I think it is slightly misleading to compare the additive and multiplicative Haar measures on local fields, although it is possible. Less tangibly, but more indicative of the nature of the situation, is the fact that the multiplicative group of a non-archimedean local field has a unique maximal compact (and open) subgroup, the local units, which (correctly) suggests the normalization of the Haar measure, to give the local units measure 1. In contrast, the additive group of a non-archimedean local field is an ascending union of compact open subgroups.
The story of the measure on the compact A/k is perhaps the story that the absolutely ramified non-archimedean places have their additive measure normalized in a certain way depending on the local "different", and because the global different is the product of the local, and the discriminant-squared is the ideal-norm of the different, amazingly the inherited measure on the quotient A/k is 1.

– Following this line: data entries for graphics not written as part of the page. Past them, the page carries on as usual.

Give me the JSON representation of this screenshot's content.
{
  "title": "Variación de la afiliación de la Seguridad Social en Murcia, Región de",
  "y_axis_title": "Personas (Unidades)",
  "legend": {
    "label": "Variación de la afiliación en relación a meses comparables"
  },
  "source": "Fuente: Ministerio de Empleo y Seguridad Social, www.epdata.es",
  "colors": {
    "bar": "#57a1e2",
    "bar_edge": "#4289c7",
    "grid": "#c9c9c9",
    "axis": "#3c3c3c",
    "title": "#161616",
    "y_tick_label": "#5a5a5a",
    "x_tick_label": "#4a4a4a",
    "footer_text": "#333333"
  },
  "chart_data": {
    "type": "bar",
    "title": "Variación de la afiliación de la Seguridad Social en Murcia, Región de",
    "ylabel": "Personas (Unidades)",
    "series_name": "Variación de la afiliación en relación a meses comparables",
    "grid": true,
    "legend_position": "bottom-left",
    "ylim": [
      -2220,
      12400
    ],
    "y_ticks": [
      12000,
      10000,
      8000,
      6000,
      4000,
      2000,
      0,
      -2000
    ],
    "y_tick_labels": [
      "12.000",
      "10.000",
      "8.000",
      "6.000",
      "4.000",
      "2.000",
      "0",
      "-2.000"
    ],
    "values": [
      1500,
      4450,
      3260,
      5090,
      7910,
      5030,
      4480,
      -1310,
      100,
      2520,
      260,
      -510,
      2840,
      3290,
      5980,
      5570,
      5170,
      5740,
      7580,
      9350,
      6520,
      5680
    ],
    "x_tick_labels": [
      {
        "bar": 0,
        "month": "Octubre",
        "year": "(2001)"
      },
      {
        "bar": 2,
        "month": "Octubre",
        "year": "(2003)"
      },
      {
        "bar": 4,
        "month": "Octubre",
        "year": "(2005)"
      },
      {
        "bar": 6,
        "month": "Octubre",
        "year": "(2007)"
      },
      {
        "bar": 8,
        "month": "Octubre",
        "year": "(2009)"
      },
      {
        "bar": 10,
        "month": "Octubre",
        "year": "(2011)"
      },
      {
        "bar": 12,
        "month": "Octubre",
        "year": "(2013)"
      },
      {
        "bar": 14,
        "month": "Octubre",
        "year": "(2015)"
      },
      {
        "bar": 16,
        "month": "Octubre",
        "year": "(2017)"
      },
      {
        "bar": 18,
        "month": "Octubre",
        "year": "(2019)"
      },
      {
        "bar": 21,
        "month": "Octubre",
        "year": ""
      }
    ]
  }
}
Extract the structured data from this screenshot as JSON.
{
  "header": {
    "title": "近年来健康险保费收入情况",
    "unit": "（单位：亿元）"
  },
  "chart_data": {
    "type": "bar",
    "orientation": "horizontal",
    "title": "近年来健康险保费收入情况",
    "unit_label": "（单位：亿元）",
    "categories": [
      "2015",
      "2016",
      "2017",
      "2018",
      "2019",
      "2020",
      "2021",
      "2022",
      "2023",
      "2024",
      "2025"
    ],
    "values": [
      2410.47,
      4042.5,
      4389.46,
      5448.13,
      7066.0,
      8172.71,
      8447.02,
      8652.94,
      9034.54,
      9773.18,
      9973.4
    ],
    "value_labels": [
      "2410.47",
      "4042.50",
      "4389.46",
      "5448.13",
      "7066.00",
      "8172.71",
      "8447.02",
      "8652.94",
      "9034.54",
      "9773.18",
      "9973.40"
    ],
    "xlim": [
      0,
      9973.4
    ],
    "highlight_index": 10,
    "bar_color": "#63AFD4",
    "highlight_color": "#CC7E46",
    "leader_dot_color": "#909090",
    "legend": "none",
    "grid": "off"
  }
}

Rather than choose fundamental domains, the measure on a quotient $G/H$ of abelian topological groups is completely determined by the measure on $G$ and that on $H$, by $\int_G f = \int_{G/H} \int_H f(gh)\,dh\;dg$ for compactly supported continuous $f$.
The measure on the ideles is determined by the local measures everywhere, which at finite places give the local units measure 1. Then $J/k^\times$ has a uniquely-determined measure determined by counting measure on $k^\times$ and the measure on $J$. Then $(J/k^\times)/(J^1/k^\times)\approx (0,+\infty)$ is given the usual measure $dx/x$ via that natural isomorphism. By the relation of measures, as above, this uniquely specifies the measure on $J^1/k^\times$.
It is a further exercise to show that with this canonically defined measure the total measure of $J^1/k^\times$ is the usual $2^{r_1}(2\pi)^{r_2}hR/D^{1/2}w$.